黎攸言牽着白馬的缰繩,朗柒穩穩坐在馬背上面,從高處俯視他迎着日光的側顏。因為不再是仰視的角度,這樣的畫面賞心悅目,也不多見。

倆人先是無言地往前走了一段,漸漸其他客人少了,朗柒也就打開話匣子,看着他說:“今年春天的氣候比去年涼爽多了。”

“是嗎。”

“你不知道嗎,那你來南法市以前在哪裏?”想起她答應不多過問他的私事,就自問自答:“哦,我想起來了,《山河為鎮》在其他地方做前期籌備,你還參加了開機儀式。”

“新聞裏說今年會是近幾年來最涼快的,現在看來不假。”

聊天氣往往是兩個無話可說的人才會拿出來消磨嘴皮子,也不知他們怎麽會善于此道。朗柒卻覺得惬意,不管是聊怎樣無趣的話題,他都能加以描繪。
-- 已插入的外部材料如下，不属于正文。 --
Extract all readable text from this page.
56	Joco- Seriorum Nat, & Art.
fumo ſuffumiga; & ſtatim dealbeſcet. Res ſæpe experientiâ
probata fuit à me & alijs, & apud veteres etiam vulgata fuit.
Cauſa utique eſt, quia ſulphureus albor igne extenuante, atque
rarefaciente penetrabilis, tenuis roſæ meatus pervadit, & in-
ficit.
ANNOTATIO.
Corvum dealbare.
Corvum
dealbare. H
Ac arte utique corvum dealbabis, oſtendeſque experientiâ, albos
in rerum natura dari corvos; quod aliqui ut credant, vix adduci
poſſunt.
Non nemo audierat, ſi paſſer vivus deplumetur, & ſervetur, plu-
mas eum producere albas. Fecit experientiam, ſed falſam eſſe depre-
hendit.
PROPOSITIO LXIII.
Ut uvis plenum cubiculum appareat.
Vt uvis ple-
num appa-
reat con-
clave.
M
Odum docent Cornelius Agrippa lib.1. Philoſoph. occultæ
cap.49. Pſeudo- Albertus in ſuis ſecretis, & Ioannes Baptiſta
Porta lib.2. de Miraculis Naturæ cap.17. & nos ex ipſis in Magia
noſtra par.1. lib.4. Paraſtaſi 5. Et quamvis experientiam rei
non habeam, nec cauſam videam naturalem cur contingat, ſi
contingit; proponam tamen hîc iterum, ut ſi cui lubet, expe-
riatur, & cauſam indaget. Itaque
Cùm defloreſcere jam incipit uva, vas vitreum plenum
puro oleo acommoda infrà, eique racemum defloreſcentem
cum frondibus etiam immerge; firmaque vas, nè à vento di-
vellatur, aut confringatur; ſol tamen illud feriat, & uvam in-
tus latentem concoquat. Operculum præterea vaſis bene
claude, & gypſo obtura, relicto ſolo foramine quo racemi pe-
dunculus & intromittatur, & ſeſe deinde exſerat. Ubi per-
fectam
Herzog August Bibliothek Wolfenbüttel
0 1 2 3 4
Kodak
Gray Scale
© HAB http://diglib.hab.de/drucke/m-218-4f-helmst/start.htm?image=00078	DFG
黎攸言轉身順着白馬的頭部摸了摸,好看的神情分分秒秒印入她的眼睛。也許,外界以為他是光鮮亮眼、永遠受到聚光燈青睐的王者。但在她心目中,他始終是在黑夜之中位于君王身側的騎士,隐忍、低調,但擁有誰也猜測不到底的能力。

“感覺怎麽樣了,要不要我帶着你小跑一段試試。”

“嗯?”

“這樣速度慢,沒什麽意思。”

她還來不及反應過來這之後會是怎樣的狀況,黎攸言踩着馬鞍動作迅捷地翻身上馬,十分有把握地用雙腳夾了夾白馬的肚子,小幅度地提速。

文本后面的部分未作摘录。